Die Entfuehrung
»Mir geht es wirklich gut. Ich würde aber gerne wissen, was zum Teufel da unten eigentlich passiert ist.«
»Ich weiß es selbst noch nicht genau. Als ich den Funkkontakt zu Ihnen verloren habe, haben wir jede Menge getarnte Agenten in den Zug geschickt - siebzehn sind insgesamt an den verschiedenen Bahnhöfen zugestiegen. Ich muss erst mit ihnen reden, um mir ein Bild machen zu können. «
»Wer hat den Zug angehalten?«
»Wir. Der als Obdachloser getarnte Agent stand in Funkkontakt mit dem Zugführer. Zwischen einzelnen Punkten im Tunnel war die Verständigung gut. Mehr Probleme gab's mit der Verbindung zwischen oben und unten. Als die Situation anfing, außer Kontrolle zu geraten, gab unser Agent das Zeichen, den Zug anzuhalten.«
»Irgendwelche Erkenntnisse über die Idioten, die mich bedrängt haben?«
»Nichts Vielversprechendes bisher. Wir haben ihre Fingerabdrücke direkt von der Metro-Station aus weggefaxt. Sie sind alle vorbestraft. Zwei von ihnen sind schon wegen Kleinkriminalität verurteilt worden, und zwar als Erwachsene. Drogen, Autodiebstahl.«
Die Kleinbusse fuhren in die FBI-Garage. Schwere Eisentore wurden heruntergelassen und sperrten die Journalisten aus. Aufgrund der dicken Betonwände machten sich in der Leitung Störgeräusche bemerkbar. »Wir sind angekommen«, sagte sie. »Wir sehen uns im Verhörzimmer.«
»Sie spielen doch hoffentlich nicht mit dem Gedanken, die Verdächtigen selbst zu verhören.
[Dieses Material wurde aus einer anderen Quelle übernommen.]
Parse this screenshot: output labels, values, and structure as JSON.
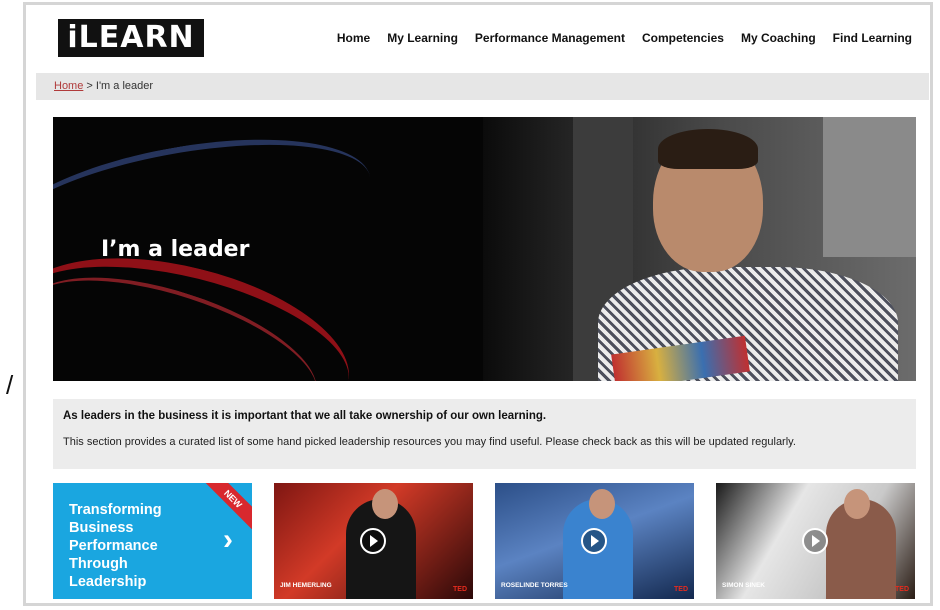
{
  "brand": {
    "logo_text": "iLEARN",
    "accent": "#e8262b"
  },
  "nav": {
    "items": [
      "Home",
      "My Learning",
      "Performance Management",
      "Competencies",
      "My Coaching",
      "Find Learning"
    ]
  },
  "breadcrumb": {
    "home": "Home",
    "separator": " > ",
    "current": "I'm a leader"
  },
  "hero": {
    "title": "I’m a leader"
  },
  "intro": {
    "lead": "As leaders in the business it is important that we all take ownership of our own learning.",
    "description": "This section provides a curated list of some hand picked leadership resources you may find useful. Please check back as this will be updated regularly."
  },
  "promo": {
    "title": "Transforming Business Performance Through Leadership",
    "badge": "NEW",
    "color": "#1aa6e0",
    "icon": "chevron-right-icon"
  },
  "videos": [
    {
      "speaker": "JIM HEMERLING",
      "badge": "TED"
    },
    {
      "speaker": "ROSELINDE TORRES",
      "badge": "TED"
    },
    {
      "speaker": "SIMON SINEK",
      "badge": "TED"
    }
  ]
}
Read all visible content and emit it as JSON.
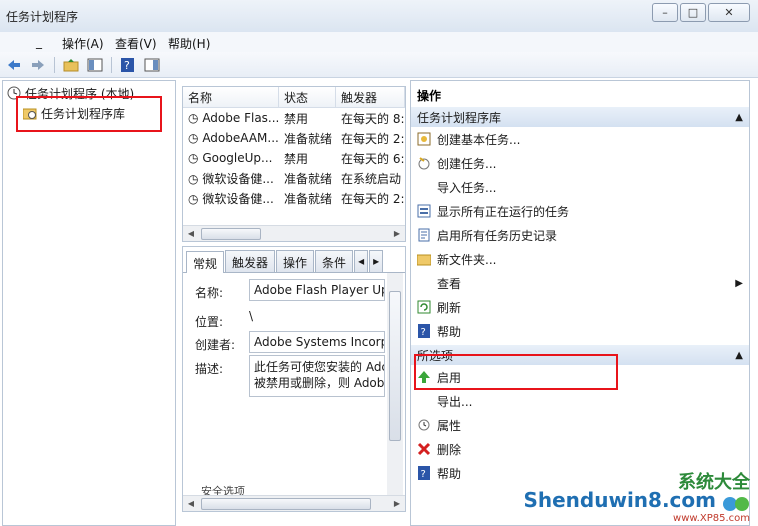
{
  "window": {
    "title": "任务计划程序"
  },
  "menu": {
    "file": "_",
    "action": "操作(A)",
    "view": "查看(V)",
    "help": "帮助(H)"
  },
  "tree": {
    "root": "任务计划程序 (本地)",
    "library": "任务计划程序库"
  },
  "tasks": {
    "columns": [
      "名称",
      "状态",
      "触发器"
    ],
    "rows": [
      {
        "name": "Adobe Flas...",
        "status": "禁用",
        "trigger": "在每天的 8:"
      },
      {
        "name": "AdobeAAM...",
        "status": "准备就绪",
        "trigger": "在每天的 2:"
      },
      {
        "name": "GoogleUp...",
        "status": "禁用",
        "trigger": "在每天的 6:"
      },
      {
        "name": "微软设备健...",
        "status": "准备就绪",
        "trigger": "在系统启动"
      },
      {
        "name": "微软设备健...",
        "status": "准备就绪",
        "trigger": "在每天的 2:"
      }
    ]
  },
  "details": {
    "tabs": [
      "常规",
      "触发器",
      "操作",
      "条件"
    ],
    "name_label": "名称:",
    "name_value": "Adobe Flash Player Upc",
    "location_label": "位置:",
    "location_value": "\\",
    "author_label": "创建者:",
    "author_value": "Adobe Systems Incorpo",
    "desc_label": "描述:",
    "desc_line1": "此任务可使您安装的 Adc",
    "desc_line2": "被禁用或删除，则 Adobe",
    "security": "安全选项"
  },
  "actions": {
    "header": "操作",
    "section1": "任务计划程序库",
    "items1": [
      "创建基本任务...",
      "创建任务...",
      "导入任务...",
      "显示所有正在运行的任务",
      "启用所有任务历史记录",
      "新文件夹...",
      "查看",
      "刷新",
      "帮助"
    ],
    "section2": "所选项",
    "items2": [
      "启用",
      "导出...",
      "属性",
      "删除",
      "帮助"
    ]
  },
  "watermark": {
    "brand": "Shenduwin8.com",
    "cn": "系统大全",
    "site": "www.XP85.com"
  },
  "colors": {
    "highlight": "#e8141b",
    "section_bg": "#d4e1f1"
  }
}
»Nein, aber ich möchte zusehen. Oder mindestens zuhören. «
Sie beobachtete, wie die Verdächtigen aus dem Bus geholt und schnell ins Gebäude gebracht wurden. Die beiden Jungs wirkten verwirrt und eingeschüchtert.
Sie verzog das Gesicht, während sie weiter in den Hörer sprach. »Also, diese Burschen sehen partout nicht wie gerissene Verbrecher aus, die eine Entführung planen. Die wirken doch mehr wie die letzten fünf oder sechs Leute auf der Erde, die noch nie etwas von der Entführung von Kristen Howe gehört haben.«
»Wir werden es erst erfahren, wenn wir sie verhören. Der Eindruck kann täuschen.«
»Eine Sache, die einer von ihnen gesagt hat, macht mich wirklich neugierig - der Anführer, also derjenige, der mich angegriffen und sich den Koffer geschnappt hat, sagte, bevor er starb, etwas wie: »Ich wollte doch bloß den Koffer, Lady.«
»Irgendwer muss ihm gesagt haben, dass in dem Koffer Geld war. Warum sonst sollten sie es darauf abgesehen haben?. Warum sonst sind sie kurz vor dem Bahnhof Forest Glen auf mich losgegangen, wo ich das Geld hinbringen sollte?«
»Im Verhör werden wir uns mit all diesen Fragen beschäftigen. Wir werden die Antworten bekommen.«
»Ich weiß«, sagte sie, »wenn der Bursche, den wir im Zug erschossen haben, nicht der einzige war, der die Antworten geben konnte.«
Harley antwortete nicht. Sie legte den Hörer auf und betrat das Gebäude.
Ungläubig verfolgte Tanya Howe auf dem Rücksitz der Limousine ihrer Mutter die Live-Übertragung aus Washington im Radio. Sie fühlte sich wie gelähmt. In ihrer Verzweiflung hätte sie gerne gewusst, was das alles zu bedeuten hatte, aber sie fürchtete sich, die Möglichkeiten näher ins Auge zu fassen.
Der Fahrer hatte während der ganzen Fahrt vom Hotel zurück geschwiegen. Sie konnte sich seine Gedanken nur vorstellen. Ihre Fingerkuppen waren von dem heißen Wasser immer noch aufgeweicht. Ihre Haut roch nach Chlor. Die Nässe aus ihrem Badeanzug fing an, ihren Mantel zu durchdringen. Sie war nach der Drohung von Buck LaBelle aus dem Fitnesscenter gerannt und hatte sich zu elend und zittrig gefühlt, um zu duschen und sich wieder anzuziehen.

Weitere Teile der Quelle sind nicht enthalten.